Champion Russell
- Full name: Champion Branfill Russell
- Country (sports): GBR
- Born: April 1860 North Ockendon, Essex, England
- Died: 8 September 1945 Romford, Essex, England.
- Turned pro: 1880 (amateur tour)
- Retired: 1888

Singles
- Career record: 40/28
- Career titles: 2

Grand Slam singles results
- Wimbledon: 2R (1881)

= Champion Russell =

English tennis player (1860–1945)

Champion Branfill Russell (April 1860 – 8 September 1945) was an English tennis player in the later half of the 19th century. In the most notable tournaments of the time he reached the second round of the 1881 Wimbledon Championships, and in 1883 was a finalist at the Northern Championships. He was active from 1880 to 1888 and he contested 5 career finals won 2 titles.

==Career==
Champion played his first tournament at the Essex County Cricket Club Tournament at Leyton, Essex in 1880. The same year he then reached his first event final at the Leicester Lawn Tennis Club Tournament, in Leicester where he lost to Stuart Macrae. In June 1881 he won his first title at the Victoria Park Lawn Tennis Tournament at Exeter against Spencer Cox. In July 1881 he took part in the Wimbledon Championships where he reached the second round before losing to HC Jenkins.

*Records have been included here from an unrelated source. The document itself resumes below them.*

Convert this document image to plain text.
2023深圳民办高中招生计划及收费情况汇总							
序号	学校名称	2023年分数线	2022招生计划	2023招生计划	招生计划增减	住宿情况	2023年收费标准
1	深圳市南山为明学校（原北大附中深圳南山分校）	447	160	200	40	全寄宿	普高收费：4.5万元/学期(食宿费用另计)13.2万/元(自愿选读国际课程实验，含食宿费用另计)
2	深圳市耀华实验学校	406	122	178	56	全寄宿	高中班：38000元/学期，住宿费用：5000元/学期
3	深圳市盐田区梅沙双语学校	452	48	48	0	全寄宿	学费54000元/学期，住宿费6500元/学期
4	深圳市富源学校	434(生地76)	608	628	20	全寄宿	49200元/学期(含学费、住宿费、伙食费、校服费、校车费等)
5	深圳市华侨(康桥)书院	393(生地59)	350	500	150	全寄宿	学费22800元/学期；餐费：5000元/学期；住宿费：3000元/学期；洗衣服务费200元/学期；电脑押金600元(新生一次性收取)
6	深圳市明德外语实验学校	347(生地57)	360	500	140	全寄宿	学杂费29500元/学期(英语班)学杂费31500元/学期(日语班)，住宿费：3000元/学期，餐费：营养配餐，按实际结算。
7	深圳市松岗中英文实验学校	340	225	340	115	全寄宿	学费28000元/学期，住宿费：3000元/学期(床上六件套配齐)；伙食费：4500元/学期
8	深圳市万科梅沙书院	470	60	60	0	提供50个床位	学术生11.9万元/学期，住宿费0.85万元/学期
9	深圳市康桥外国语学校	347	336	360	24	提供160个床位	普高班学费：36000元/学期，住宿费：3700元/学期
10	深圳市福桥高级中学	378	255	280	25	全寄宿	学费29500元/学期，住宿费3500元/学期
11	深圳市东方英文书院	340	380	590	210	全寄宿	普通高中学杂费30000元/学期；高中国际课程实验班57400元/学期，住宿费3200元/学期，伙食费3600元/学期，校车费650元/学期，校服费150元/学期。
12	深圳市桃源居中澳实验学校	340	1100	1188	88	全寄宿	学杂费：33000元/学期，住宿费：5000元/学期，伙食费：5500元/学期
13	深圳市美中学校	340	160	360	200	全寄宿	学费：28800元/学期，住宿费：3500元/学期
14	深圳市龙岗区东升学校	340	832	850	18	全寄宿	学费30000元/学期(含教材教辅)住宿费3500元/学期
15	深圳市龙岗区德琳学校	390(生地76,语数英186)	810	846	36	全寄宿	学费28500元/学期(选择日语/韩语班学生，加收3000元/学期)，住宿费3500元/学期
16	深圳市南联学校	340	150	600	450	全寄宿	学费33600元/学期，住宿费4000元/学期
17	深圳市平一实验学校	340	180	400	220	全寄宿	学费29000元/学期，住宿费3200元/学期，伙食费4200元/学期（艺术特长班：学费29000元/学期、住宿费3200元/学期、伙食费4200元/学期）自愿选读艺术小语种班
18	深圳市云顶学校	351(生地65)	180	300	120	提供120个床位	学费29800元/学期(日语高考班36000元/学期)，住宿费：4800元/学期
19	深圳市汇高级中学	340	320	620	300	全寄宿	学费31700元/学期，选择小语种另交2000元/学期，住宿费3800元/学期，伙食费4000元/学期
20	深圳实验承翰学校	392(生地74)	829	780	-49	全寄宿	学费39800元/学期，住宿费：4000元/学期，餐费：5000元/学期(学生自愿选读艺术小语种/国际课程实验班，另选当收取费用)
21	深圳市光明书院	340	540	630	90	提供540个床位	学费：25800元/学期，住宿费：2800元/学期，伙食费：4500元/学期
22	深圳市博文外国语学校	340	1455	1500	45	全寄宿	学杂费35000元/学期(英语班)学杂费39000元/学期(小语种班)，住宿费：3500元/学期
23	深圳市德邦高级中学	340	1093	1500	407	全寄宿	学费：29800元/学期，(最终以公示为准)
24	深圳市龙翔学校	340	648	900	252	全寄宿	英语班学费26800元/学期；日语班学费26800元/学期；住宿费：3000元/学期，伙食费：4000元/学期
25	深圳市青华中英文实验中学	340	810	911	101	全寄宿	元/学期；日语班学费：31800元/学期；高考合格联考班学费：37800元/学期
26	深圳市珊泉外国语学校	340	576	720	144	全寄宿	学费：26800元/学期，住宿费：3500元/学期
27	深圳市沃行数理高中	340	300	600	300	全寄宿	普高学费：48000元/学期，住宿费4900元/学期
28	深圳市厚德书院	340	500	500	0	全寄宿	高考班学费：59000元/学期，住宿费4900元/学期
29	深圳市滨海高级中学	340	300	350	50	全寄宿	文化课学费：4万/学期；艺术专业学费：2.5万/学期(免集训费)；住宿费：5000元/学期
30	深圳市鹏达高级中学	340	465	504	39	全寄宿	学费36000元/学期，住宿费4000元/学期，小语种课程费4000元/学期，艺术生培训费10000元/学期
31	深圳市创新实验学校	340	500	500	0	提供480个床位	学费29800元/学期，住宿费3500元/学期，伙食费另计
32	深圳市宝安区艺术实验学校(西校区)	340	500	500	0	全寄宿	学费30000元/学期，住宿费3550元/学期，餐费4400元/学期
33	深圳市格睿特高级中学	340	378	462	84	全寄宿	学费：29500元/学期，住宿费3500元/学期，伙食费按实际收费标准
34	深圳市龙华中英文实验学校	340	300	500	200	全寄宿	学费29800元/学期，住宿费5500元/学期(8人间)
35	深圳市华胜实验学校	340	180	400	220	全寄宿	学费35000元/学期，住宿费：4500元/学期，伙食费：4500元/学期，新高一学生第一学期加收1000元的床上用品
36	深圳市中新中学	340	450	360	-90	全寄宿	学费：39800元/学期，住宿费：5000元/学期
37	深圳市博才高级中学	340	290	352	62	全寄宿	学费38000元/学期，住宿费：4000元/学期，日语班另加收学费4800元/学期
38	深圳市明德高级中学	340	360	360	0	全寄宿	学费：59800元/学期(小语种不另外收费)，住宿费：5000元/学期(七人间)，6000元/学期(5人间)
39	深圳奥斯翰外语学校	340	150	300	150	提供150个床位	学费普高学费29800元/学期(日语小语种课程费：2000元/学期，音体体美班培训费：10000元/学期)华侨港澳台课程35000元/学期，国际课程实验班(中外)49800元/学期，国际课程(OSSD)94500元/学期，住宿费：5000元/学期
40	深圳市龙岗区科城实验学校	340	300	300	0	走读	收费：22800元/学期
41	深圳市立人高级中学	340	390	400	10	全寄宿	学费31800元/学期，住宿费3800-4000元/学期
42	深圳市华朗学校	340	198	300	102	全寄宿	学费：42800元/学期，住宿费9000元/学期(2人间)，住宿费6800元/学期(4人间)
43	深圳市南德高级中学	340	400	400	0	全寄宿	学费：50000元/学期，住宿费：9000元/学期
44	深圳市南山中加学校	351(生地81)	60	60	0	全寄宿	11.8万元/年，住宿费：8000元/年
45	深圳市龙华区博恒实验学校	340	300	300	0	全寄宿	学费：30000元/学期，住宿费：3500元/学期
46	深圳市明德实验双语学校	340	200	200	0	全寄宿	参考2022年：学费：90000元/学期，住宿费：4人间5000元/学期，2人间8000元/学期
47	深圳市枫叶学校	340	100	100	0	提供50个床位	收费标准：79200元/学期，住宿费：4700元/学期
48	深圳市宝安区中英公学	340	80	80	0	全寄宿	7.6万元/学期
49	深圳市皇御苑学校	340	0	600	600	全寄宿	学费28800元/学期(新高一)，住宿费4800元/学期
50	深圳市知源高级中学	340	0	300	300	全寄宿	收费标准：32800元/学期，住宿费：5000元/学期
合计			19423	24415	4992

In the late summer of 1881 he won his second and final title at the Teignmouth Open in Teignmouth defeating Charles John Cole.
In the autumn of 1881 he reached the final of the Sussex County Lawn Tennis Tournament that was played on outdoor asphalt courts at Brighton and Hove Rink, Brighton where he was beaten by Michael Gallwey McNamara. In 1883 at his second major tournament at the Northern Championships he defeated two time Wimbledon champion John Hartley in the semi-finals, before losing to Herbert Wilberforce in the final in four sets. In 1888 he played his last tournament at the Essex Championships at Chingford where he lost in the quarter-finals to FOS Reade.

==Personal==
Champion B. Russell was born in North Ockendon, Essex, in April 1860 to Lt Col Champion Edward Branfill Russell and Emily Augusta Way. He was landowner and gentleman farmer by profession. Champion Branfill Russell married Isabel Ellen Bruce and had 6 children. He died on 8 September 1945 in Romford, Essex, England.